As no reliable data were available for possible interactions between EVE and other drugs, this relationship or the attribution of fatigue in this regard could not be investigated within the scope of the study. This study assessed TSC relevant laboratory parameters, for example, cholesterol, however, these were very sparsely reported by patients or their caregivers precluding a statistical analysis.

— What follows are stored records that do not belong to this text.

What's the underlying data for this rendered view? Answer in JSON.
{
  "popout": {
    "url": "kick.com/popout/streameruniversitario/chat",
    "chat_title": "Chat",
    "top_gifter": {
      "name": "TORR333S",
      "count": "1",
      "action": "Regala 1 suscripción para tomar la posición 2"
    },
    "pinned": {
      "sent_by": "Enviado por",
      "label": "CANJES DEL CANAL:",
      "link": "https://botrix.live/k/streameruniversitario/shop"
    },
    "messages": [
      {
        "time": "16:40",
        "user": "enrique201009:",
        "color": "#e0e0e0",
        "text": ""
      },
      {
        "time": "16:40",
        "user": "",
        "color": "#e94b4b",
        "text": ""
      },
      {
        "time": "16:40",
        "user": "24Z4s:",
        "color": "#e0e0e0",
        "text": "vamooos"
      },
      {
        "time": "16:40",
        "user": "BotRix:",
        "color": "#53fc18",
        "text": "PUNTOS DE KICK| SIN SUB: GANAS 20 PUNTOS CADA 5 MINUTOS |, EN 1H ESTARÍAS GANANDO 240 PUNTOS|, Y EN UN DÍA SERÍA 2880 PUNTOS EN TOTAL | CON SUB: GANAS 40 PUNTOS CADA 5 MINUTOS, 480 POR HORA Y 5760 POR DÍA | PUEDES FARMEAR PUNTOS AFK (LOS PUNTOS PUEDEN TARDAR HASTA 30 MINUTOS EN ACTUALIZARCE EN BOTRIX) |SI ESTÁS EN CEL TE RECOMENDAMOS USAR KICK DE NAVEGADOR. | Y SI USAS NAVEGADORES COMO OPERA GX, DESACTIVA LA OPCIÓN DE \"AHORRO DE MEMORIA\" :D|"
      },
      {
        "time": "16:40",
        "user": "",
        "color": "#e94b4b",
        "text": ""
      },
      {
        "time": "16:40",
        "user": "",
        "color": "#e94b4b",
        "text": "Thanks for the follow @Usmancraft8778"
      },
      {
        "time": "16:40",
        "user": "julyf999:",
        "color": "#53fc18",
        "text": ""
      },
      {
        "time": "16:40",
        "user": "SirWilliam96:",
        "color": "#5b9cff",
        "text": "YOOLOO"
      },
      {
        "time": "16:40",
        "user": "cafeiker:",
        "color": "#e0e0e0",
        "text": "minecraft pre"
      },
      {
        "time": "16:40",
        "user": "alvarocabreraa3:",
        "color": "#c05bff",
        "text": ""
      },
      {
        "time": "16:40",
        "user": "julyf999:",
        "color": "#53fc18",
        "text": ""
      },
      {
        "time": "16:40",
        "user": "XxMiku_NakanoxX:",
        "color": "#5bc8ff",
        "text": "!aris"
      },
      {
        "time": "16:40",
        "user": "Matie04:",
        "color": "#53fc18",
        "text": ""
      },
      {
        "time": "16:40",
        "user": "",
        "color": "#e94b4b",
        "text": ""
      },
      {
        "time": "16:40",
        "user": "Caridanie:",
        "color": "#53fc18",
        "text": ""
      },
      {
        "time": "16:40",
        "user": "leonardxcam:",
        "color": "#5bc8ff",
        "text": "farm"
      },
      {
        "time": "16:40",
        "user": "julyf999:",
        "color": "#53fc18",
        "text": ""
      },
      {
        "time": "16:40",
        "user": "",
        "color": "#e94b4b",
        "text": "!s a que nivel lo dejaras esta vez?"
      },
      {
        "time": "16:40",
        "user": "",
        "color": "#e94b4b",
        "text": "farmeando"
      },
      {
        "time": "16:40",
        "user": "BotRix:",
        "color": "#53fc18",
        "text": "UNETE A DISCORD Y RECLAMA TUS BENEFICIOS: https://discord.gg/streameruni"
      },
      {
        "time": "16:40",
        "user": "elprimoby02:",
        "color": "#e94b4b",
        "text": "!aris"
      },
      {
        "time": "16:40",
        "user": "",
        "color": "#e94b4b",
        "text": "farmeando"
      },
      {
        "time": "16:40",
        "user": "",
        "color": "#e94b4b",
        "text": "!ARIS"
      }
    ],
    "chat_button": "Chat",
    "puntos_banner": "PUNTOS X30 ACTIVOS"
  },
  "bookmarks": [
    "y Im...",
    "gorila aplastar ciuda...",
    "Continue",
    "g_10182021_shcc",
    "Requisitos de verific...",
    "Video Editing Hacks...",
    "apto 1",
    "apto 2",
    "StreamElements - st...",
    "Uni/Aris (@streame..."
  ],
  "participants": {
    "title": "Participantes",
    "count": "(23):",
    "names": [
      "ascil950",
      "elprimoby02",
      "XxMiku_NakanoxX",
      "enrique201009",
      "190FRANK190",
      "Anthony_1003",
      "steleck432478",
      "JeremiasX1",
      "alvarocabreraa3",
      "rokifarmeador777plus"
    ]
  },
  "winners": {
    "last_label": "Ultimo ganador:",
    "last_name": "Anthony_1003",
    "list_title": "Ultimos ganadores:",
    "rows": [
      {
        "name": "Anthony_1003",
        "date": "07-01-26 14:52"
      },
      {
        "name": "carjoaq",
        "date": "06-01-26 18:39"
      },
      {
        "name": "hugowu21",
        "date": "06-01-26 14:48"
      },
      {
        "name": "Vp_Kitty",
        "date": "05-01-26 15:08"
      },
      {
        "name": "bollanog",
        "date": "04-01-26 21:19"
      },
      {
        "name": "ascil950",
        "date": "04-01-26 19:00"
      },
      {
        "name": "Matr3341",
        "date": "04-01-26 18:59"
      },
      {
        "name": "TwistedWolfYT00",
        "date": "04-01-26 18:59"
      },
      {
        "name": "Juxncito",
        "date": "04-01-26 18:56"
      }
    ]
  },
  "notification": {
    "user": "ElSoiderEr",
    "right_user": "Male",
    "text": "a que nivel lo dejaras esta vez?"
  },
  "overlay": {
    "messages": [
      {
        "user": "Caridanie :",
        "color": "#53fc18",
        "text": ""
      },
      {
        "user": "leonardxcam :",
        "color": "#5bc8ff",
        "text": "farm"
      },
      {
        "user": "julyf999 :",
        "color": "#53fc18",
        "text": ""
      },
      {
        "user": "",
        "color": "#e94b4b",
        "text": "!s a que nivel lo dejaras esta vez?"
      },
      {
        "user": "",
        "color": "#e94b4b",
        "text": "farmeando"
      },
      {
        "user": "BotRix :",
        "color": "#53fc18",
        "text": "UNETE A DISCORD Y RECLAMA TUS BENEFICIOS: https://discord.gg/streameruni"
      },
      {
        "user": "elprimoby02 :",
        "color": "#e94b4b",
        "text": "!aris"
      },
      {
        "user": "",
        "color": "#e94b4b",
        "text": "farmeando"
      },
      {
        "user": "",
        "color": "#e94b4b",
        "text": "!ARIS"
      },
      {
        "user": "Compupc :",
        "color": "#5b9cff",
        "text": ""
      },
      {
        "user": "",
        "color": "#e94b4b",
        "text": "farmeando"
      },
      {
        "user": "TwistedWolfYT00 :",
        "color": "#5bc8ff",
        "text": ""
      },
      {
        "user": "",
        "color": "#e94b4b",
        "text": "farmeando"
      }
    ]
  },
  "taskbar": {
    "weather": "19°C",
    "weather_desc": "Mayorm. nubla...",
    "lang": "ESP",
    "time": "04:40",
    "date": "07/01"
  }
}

2.3 Data Entry and Statistical Analysis
Statistical analysis was performed in SPSS Statistics 27 (IBM Corp., Armonk, NY, USA) using the non-parametric Kruskal–Wallis rank test to determine significant differences between ordinary items. For the comparison of processed data, an unpaired T-test was performed using the mean, standard deviation and number (n). After post hoc corrections for multiple testing using the Benjamini–Hochberg method [34, 35], p values < 0.05 were regarded as significant. As the study design does not allow for a comparison of factors before and after/on EVE therapy, a multivariate analysis stepwise backwards regression based on all sociodemographic and disease-specific aspects as well as ASD number and AEs under EVE was used to identify factors that influence LAEP and HRQOL at the best possible rate [36]. Graphs were created using GraphPad Prism 7 (GraphPad Software, San Diego, CA, USA) and arranged using PixelmatorPro (Pixelmator Team, Vilnius, Lithuania).
3 Results
3.1 Sociodemographic Data and Disease-Specific Aspects
Overall, 365 participants were enrolled in this analysis. The mean age of the total study population was 22.1 ± 15.4 years (median: 19.0 years, range: 0.7–78.0 years), with an equal sex distribution (49.3% female, 50.7% male). The mean age at the time of TSC diagnosis was 6.2 ± 12.0 years (median: 1.0 years), from a prenatal diagnosis at − 0.33 years to 66 years. The mean age at the time of initial TSC manifestation was 3.3 ± 9.0 years (median: 1 year), from a prenatal manifestation at − 0.25 years to 66 years. Most patients (38.4%, n = 140) reported a genetic variation in TSC2, including eight patients (2.2%) reporting the TSC2/PKD1 contiguous gene (PKDTS), whereas 15.1% (n = 55) reported a genetic variation in TSC1. The subgroup of children and adolescents with TSC comprised 166 patients (45.5%), with a mean age of 9.3 ± 5.0 years (median: 9.6 years, range 0.7–17.9 years), 47.0% of whom were female (n = 78). The subgroup of adults with TSC contained 199 patients (54.5%), with a mean age of 32.8 ± 12.7 years (median: 30 years, range 18–78 years).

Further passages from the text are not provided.